Fiyat istikrarının sağlanması amacı ile yerli arzın geliştirilmesi gereklidir. Bunun için yürütülen tüm çalışmaları desteklemeli ve bu süreçte sabırlı hareket etmeliyiz.
Bilinenin aksine meralarımızın küçükbaşın yanında büyükbaş hayvancılık açısından da büyük bir potansiyeli barındırmaktadır. Bu nedenle meralarımızı milli bir mesele haline getirmeliyiz.

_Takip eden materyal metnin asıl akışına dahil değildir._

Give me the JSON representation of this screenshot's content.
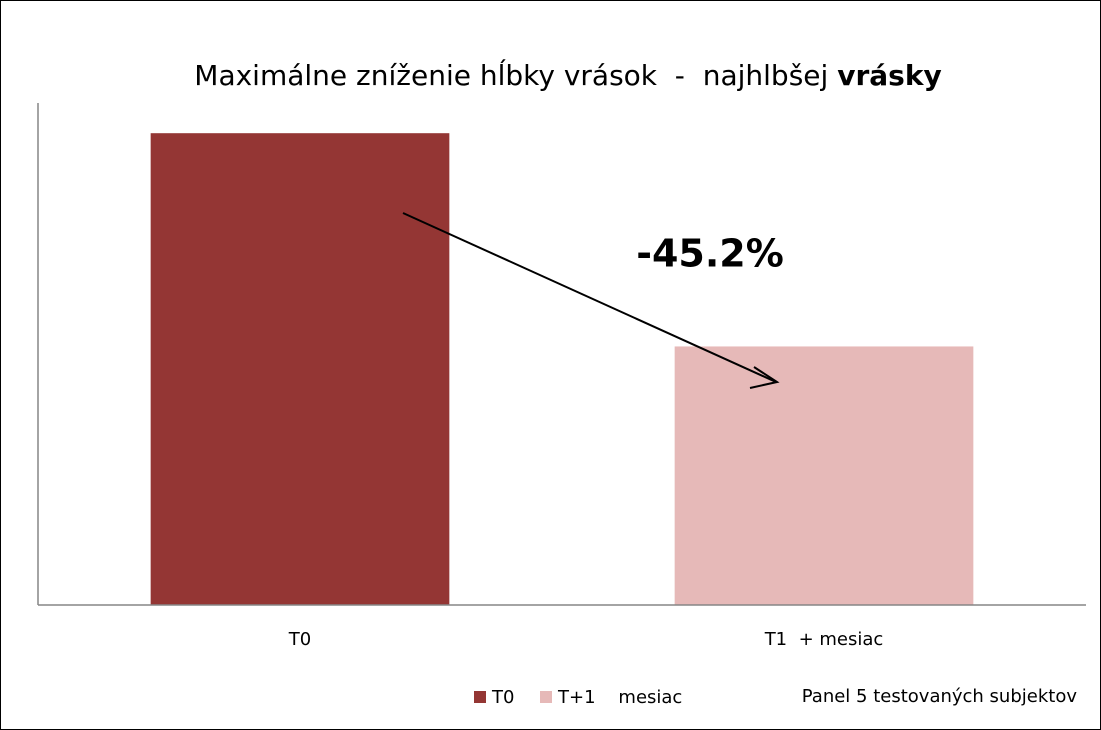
{
  "chart_data": {
    "type": "bar",
    "title_parts": [
      "Maximálne zníženie hĺbky vrások  -  najhlbšej ",
      "vrásky"
    ],
    "categories": [
      "T0",
      "T1  + mesiac"
    ],
    "values": [
      100,
      54.8
    ],
    "colors": [
      "#943634",
      "#e6b9b8"
    ],
    "legend": [
      "T0",
      "T+1    mesiac"
    ],
    "annotation": "-45.2%",
    "note": "Panel 5 testovaných subjektov",
    "ylim": [
      0,
      106.4
    ]
  }
}
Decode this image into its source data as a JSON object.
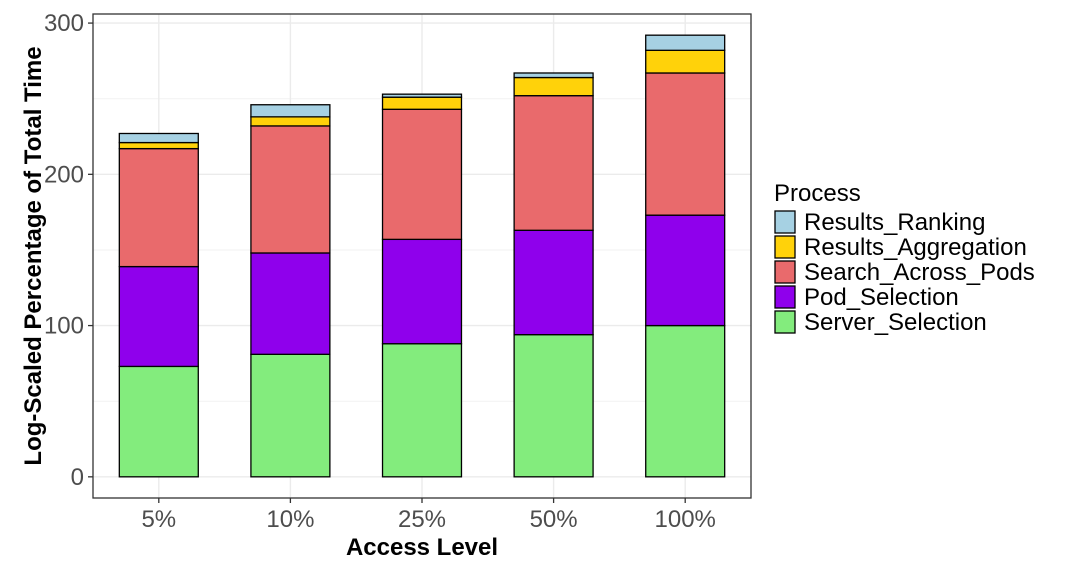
{
  "chart_data": {
    "type": "bar",
    "stacked": true,
    "title": "",
    "xlabel": "Access Level",
    "ylabel": "Log-Scaled Percentage of Total Time",
    "ylim": [
      -14,
      306
    ],
    "yticks": [
      0,
      100,
      200,
      300
    ],
    "categories": [
      "5%",
      "10%",
      "25%",
      "50%",
      "100%"
    ],
    "series": [
      {
        "name": "Server_Selection",
        "color": "#83EC7D",
        "values": [
          73,
          81,
          88,
          94,
          100
        ]
      },
      {
        "name": "Pod_Selection",
        "color": "#8F00EC",
        "values": [
          66,
          67,
          69,
          69,
          73
        ]
      },
      {
        "name": "Search_Across_Pods",
        "color": "#E96A6C",
        "values": [
          78,
          84,
          86,
          89,
          94
        ]
      },
      {
        "name": "Results_Aggregation",
        "color": "#FFD20A",
        "values": [
          4,
          6,
          8,
          12,
          15
        ]
      },
      {
        "name": "Results_Ranking",
        "color": "#A6D1E3",
        "values": [
          6,
          8,
          2,
          3,
          10
        ]
      }
    ],
    "grid": true,
    "legend": {
      "title": "Process",
      "position": "right",
      "order": [
        "Results_Ranking",
        "Results_Aggregation",
        "Search_Across_Pods",
        "Pod_Selection",
        "Server_Selection"
      ]
    }
  }
}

Meraların kullanıma açılmasının hızlandırılmalı ve bunla ilgili yönetmelik ve resmi uygulamaların bir an evvel hayata geçirilmeli ayrıca bu konularda meraların kullanılacağı bölgelerdeki tarafların mutabakatına dikkat edilmesi gereklidir.
Tarım ve hayvancılığın genç kesim için giderek cazibesini yitirmesi ile aile işletmelerinin sayısı gün geçtikçe azalmakta, genç nüfus kentlere göç etmektedir. Hayvancılıkta kurumsallıktan çok duygusallık ve gönül bağı ile bu işi yapan aile işletmelerinin üretime devam edebilmesi ancak gençleri bu işe yapmaya telkin ve teşvik etmek ile mümkün olacaktır.
Gençlerin üretime daha fazla ekonomik ve sosyal yönden teşvik edilmesi sağlanmalı, kırsalın yaşam düzeyi geliştirilmelidir.
Kapalı sistem hayvancılığın işletme maliyetleri, hayvanların sağlık sorunları ve bu gibi nedenlerle besi maliyetlerini yükseltmektedir. O nedenle Avrupa ve diğer gelişme ülke örneklerini göz önüne alarak mera hayvancılığımızı geliştirmek ve açık sistem hayvancılığı desteklemeliyiz.
Bununla birlikte alternatif kırmızı et üretim kaynağımız olan küçükbaş varlığımızı ve eti üretimini ve tüketimdeki payını artırmalıyız.
Ülkemizde yağışların az olması dolayısı ile büyükbaş hayvancılığın gelişemeyeceği söylemleri karşısında Avustralya gibi çölde üretim yapan ülkeleri incelemeliyiz.
Destekleme ve kredi politikalarının orta ve uzun vadeli olarak planlanması piyasada fiyatların dengelenmesine, üreticinin üretimini sürdürebileceği şekilde önünü görebilmesine büyük katkı sağlayacaktır. Ayrıca üreticilere kullandırılan kredilerin uzun vadeli olarak 20-30 yıla yayılması halinde üreticideki güven duygusu artacağı gibi sonraki nesillerin de aynı işi yapabilmesine imkan tanıyacaktır.
Besi işletmelerine kendi yemini tedarik edecek ve senede en az iki kez ahırına hayvan koyabilecek şartları sağlamalıyız.
Tüketicilerin sağlıklı, güvenli ete ulaşması için hayvancılık politikaları uzun dönemli olarak planlanarak uygulanmaya konulmalı, destekleme politikaları orta ve uzun dönemli olarak belirlenmeli ve destekler ihtisaslaşmalıdır.
Kesimhanelerdeki karkas fiyatlarında farklı fiyatlandırmalar ile oluşan bilgi kirliliğine karşı orta vadede karkas sınıflandırılması çalışmaları devam etmelidir.
Kesimhane atıkları olarak bilinen kesilen hayvanların kırkbayır, safra kesesi ve kanı gibi değerlendirilmeyen kısımlarını değerlendirerek ekonomiye kazandırmalıyız.
İyi bir mera ve aile hayvancılığı politikası ile birlikte hayvan sağlığına ilişkin atılan adımların devam etmesi halinde orta vadede ithalat ihtiyacımız azaltılabilir ve ürettiğini tüketen sürdürülebilir bir kırmızı et piyasasının oluşumu mümkün olabilir." denildi.